🤖 AI Summary
To address the challenge of jointly optimizing compression ratio, robustness, and geometric fidelity in bandwidth-constrained wireless transmission of 3D point clouds, this paper proposes a deep joint source-channel coding framework. The core innovation lies in constructing an orthogonal semantic feature pool at the receiver and incorporating a mesh-folding decoding prior, enabling the transmitter to send only low-dimensional combination weights instead of raw features—significantly reducing communication overhead. The model is trained with Chamfer Distance as the primary loss and augmented with orthogonality regularization on the feature basis. Experiments on ModelNet40 demonstrate that our method outperforms SEPT across both high and low SNR regimes: under bandwidth constraints, it achieves a 2.1 dB PSNR gain and reduces Chamfer Distance error by 37%. Ablation studies confirm that both the orthogonal feature basis and the folding prior are critical for improving reconstruction accuracy and geometric fidelity.
📝 Abstract
The widespread adoption of depth sensors has substantially lowered the barrier to point-cloud acquisition. This letter proposes a semantic wireless transmission framework for three dimension (3D) point clouds built on Deep Joint Source - Channel Coding (DeepJSCC).
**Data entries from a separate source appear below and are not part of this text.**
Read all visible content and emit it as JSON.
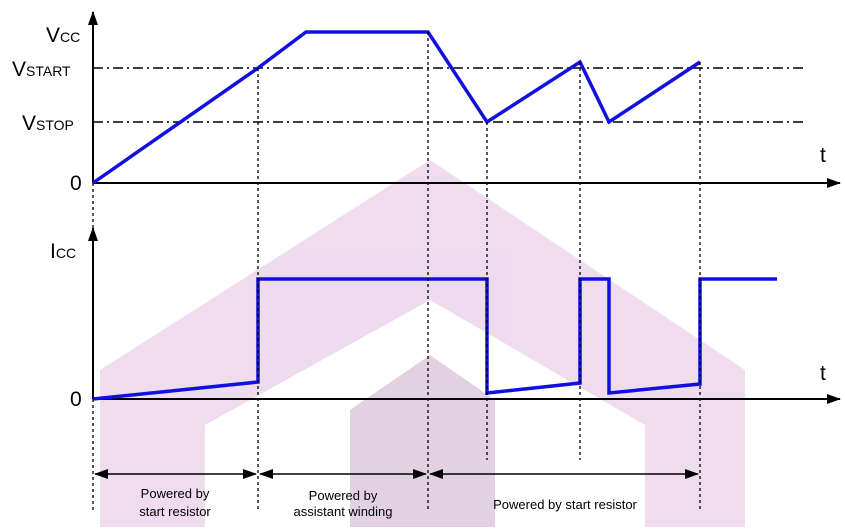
{
  "colors": {
    "waveform": "#1010e0",
    "axis": "#000000",
    "watermark": "#e9c8e9",
    "watermark_shadow": "#d8bfd8"
  },
  "vcc_plot": {
    "y_label_main": "V",
    "y_label_sub": "CC",
    "x_label": "t",
    "origin_label": "0",
    "level_start_main": "V",
    "level_start_sub": "START",
    "level_stop_main": "V",
    "level_stop_sub": "STOP"
  },
  "icc_plot": {
    "y_label_main": "I",
    "y_label_sub": "CC",
    "x_label": "t",
    "origin_label": "0"
  },
  "regions": [
    {
      "line1": "Powered by",
      "line2": "start resistor"
    },
    {
      "line1": "Powered by",
      "line2": "assistant winding"
    },
    {
      "line1": "Powered by start resistor",
      "line2": ""
    }
  ]
}
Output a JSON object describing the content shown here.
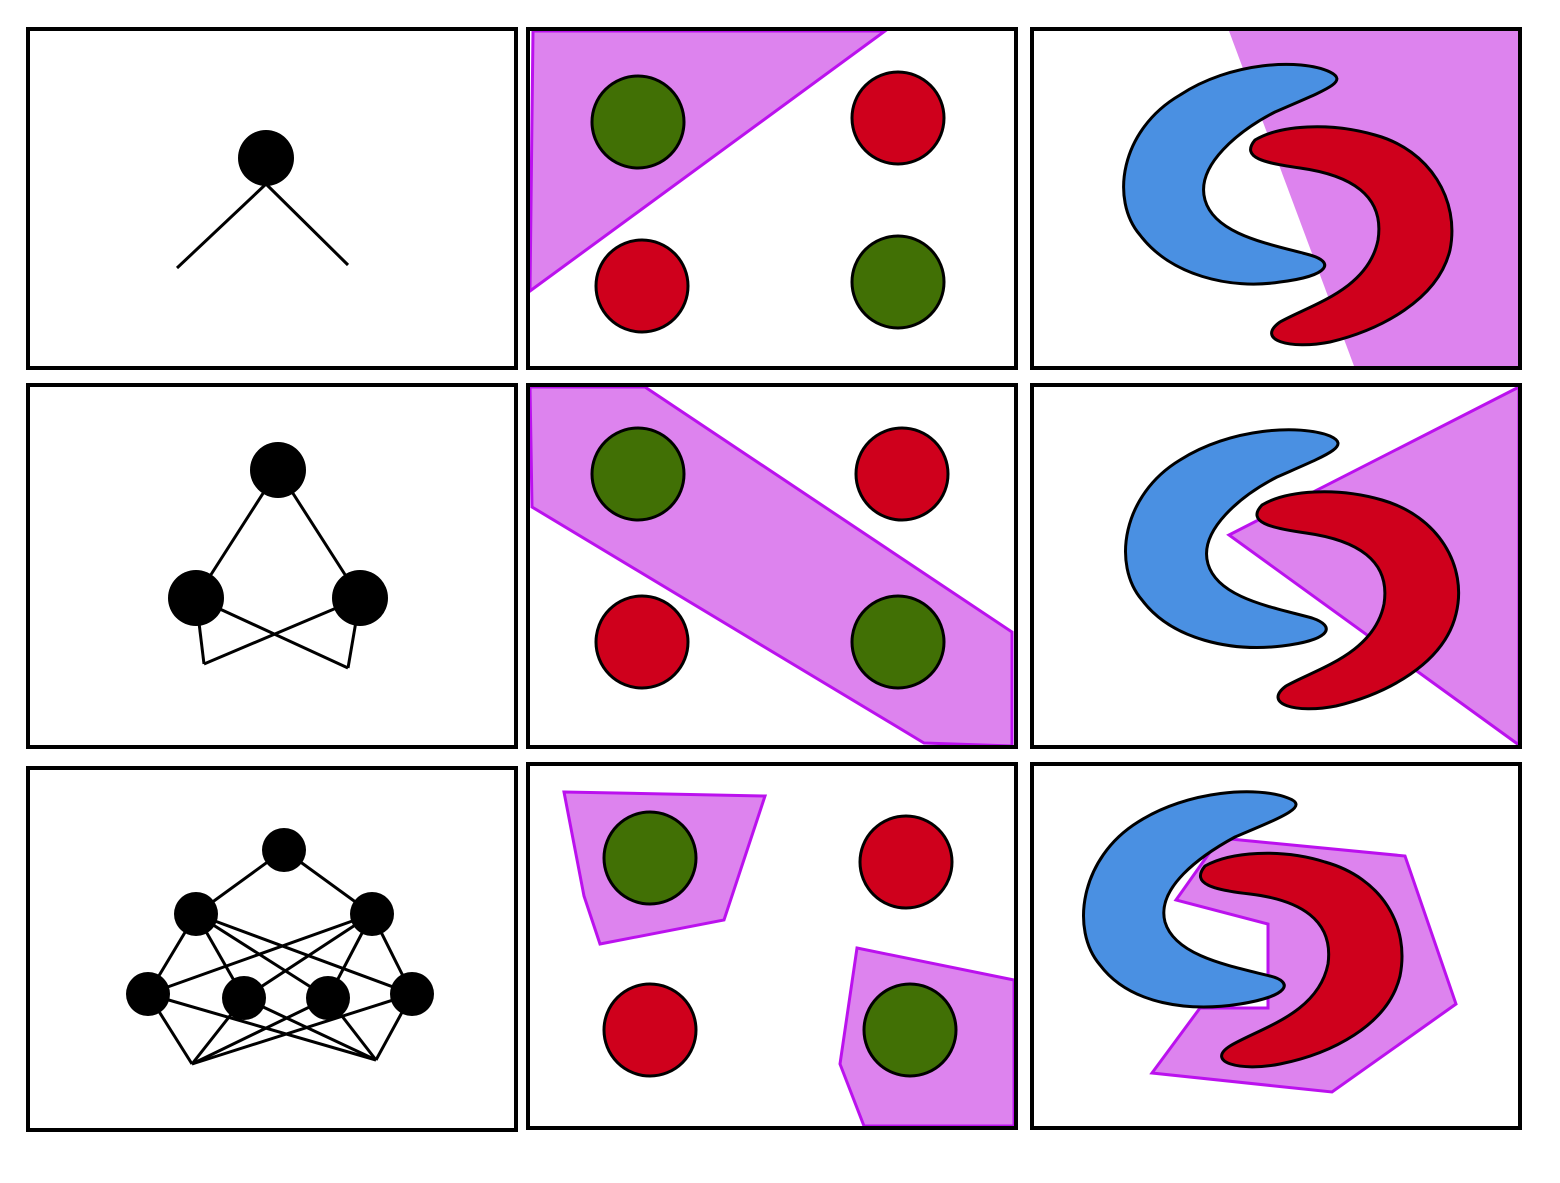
{
  "figure": {
    "rows": [
      {
        "network": "single-neuron",
        "xor_regions": 1,
        "moons_regions": 1
      },
      {
        "network": "one-hidden-layer",
        "xor_regions": 1,
        "moons_regions": 1
      },
      {
        "network": "two-hidden-layers",
        "xor_regions": 2,
        "moons_regions": 1
      }
    ],
    "network_layers": [
      [
        1
      ],
      [
        1,
        2
      ],
      [
        1,
        2,
        4
      ]
    ],
    "xor_points": [
      "green",
      "red",
      "red",
      "green"
    ],
    "moon_classes": [
      "blue",
      "red"
    ]
  },
  "colors": {
    "region_fill": "#dd83ee",
    "region_stroke": "#bb11ee",
    "green": "#417005",
    "red": "#cf001c",
    "blue": "#4a90e2",
    "node": "#000000",
    "frame": "#000000"
  }
}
Instead of sending raw features, the transmitter predicts combination weights over a receiver-side semantic orthogonal feature pool, enabling compact representations and robust reconstruction. A folding-based decoder deforms a 2D grid into 3D, enforcing manifold continuity while preserving geometric fidelity. Trained with Chamfer Distance (CD) and an orthogonality regularizer, the system is evaluated on ModelNet40 across varying Signal-to-Noise Ratios (SNRs) and bandwidths. Results show performance on par with SEmantic Point cloud Transmission (SEPT) at high bandwidth and clear gains in bandwidth-constrained regimes, with consistent improvements in both Peak Signal-to-Noise Ratio (PSNR) and CD. Ablation experiments confirm the benefits of orthogonalization and the folding prior.